Mahkemesi :Ağır Ceza
Teşebbüs aşamasında kalan nitelikli yağma suçundan mağdur sayısınca iki kez cezalandırılması istemiyle açılan kamu davasında yapılan yargılama sonucunda eyleminin silahlı tehdit suçunu oluşturduğu kabul edilerek, sanık ..."ın TCK"nun 106/2-a, 43/1, 53, 54 ve 63. maddeleri uyarınca 2 yıl 6 ay hapis cezası ile cezalandırılmasına, hak yoksunluğuna, müsadereye ve mahsuba ilişkin İzmir 7. Ağır Ceza Mahkemesince verilen 26.10.2009 gün ve 99-255 sayılı hükmün, sanık müdafii tarafından temyiz edilmesi üzerine dosyayı inceleyen Yargıtay 6. Ceza Dairesince 22.01.2015 gün ve 15143-717 sayı ile;
"...İftira etmesi için hiç bir neden bulunmayan yakınanların beyanları ve tüm dosya kapsamına göre, sanığın olay gecesi sahil kenarındaki bankta oturmakta olan yakınanların yanına giderek 1 TL para istediği, vermemeleri üzerine de "vereceksiniz lan" diyerek çıkardığı bıçağı yakınanlara doğru salladığının anlaşılması karşısında, eylemin 5237 sayılı TCK"nın 149/1-a, 35, 150/2. maddelerine uyan yağma suçuna uyduğu gözetilmeden yazılı şekilde kabulle uygulama yapılması..." isabetsizliğinden bozulmasına karar verilmiştir.

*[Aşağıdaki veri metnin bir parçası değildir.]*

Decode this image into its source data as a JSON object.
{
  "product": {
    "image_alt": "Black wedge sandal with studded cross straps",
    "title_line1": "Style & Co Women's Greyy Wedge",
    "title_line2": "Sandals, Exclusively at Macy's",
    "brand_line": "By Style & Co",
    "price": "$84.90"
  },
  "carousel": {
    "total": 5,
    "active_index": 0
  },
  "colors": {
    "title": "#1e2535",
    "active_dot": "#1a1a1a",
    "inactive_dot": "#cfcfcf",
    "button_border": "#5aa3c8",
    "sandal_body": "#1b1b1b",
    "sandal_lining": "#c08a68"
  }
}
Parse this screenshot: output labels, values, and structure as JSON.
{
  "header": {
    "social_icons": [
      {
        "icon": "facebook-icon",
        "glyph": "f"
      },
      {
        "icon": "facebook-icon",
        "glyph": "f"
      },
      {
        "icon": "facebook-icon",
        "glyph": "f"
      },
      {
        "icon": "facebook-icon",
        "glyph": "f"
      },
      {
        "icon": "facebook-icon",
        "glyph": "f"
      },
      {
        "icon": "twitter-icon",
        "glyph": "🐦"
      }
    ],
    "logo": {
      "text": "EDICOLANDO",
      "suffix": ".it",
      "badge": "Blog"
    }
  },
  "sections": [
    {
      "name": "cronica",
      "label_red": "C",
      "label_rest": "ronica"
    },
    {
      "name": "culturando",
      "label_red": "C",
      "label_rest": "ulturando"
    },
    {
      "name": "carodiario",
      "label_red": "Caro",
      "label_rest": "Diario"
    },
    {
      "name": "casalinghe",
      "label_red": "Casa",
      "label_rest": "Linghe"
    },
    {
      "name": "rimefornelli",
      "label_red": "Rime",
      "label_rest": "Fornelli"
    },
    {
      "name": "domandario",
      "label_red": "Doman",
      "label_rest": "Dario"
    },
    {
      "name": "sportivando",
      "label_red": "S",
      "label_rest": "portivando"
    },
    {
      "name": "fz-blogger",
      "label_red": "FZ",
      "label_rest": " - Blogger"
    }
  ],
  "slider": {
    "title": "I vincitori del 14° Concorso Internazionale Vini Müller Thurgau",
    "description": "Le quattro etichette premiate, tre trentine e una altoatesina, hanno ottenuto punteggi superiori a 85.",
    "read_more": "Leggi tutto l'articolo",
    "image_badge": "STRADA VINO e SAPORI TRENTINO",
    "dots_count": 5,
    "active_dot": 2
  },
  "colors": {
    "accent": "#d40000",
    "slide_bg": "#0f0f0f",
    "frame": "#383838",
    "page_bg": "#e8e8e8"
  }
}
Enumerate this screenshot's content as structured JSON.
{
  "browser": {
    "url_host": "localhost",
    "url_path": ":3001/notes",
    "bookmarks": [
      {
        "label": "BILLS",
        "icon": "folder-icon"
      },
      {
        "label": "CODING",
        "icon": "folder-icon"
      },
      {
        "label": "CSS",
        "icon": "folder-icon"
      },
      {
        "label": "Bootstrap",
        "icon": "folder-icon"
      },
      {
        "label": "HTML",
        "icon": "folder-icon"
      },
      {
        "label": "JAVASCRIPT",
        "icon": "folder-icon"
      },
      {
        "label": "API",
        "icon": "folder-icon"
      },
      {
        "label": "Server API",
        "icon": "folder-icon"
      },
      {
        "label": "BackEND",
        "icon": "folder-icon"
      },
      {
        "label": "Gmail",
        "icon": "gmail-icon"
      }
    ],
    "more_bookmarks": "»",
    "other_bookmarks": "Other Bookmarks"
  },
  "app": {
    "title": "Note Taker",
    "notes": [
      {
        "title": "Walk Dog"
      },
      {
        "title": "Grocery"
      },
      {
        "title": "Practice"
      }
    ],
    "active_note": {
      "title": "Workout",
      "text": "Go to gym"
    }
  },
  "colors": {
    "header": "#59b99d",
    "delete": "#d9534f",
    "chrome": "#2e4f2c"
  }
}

Bozmaya uyan İzmir 7. Ağır Ceza Mahkemesince sanığın 5237 sayılı TCK"nun 149/1-a-h, 35/2, 150/2, 62, 53, 54 ve 63. maddeleri uyarınca iki kez 1 yıl 3 ay hapis cezası ile cezalandırılmasına, hak yoksunluğuna, müsadereye ve mahsuba ilişkin 21.04.2015 gün ve 58-112 sayılı hükmün, sanık müdafii tarafından temyiz edilmesi üzerine dosyayı inceleyen Yargıtay 6. Ceza Dairesince 09.10.2015 gün ve 3974-43525 sayı ile;
"...26.10.2009 tarihli ilk hükmün Yargıtay tarafından sanık aleyhine bozulmuş olması karşısında; 1412 sayılı CMUK"nın 326. maddesi uyarınca sanığa bozmaya karşı diyecekleri sorulması gerektiği gözetilmeden duruşmaya devamla yazılı şekilde karar verilmesi..." isabetsizliğinden bozulmasına karar verilmiştir.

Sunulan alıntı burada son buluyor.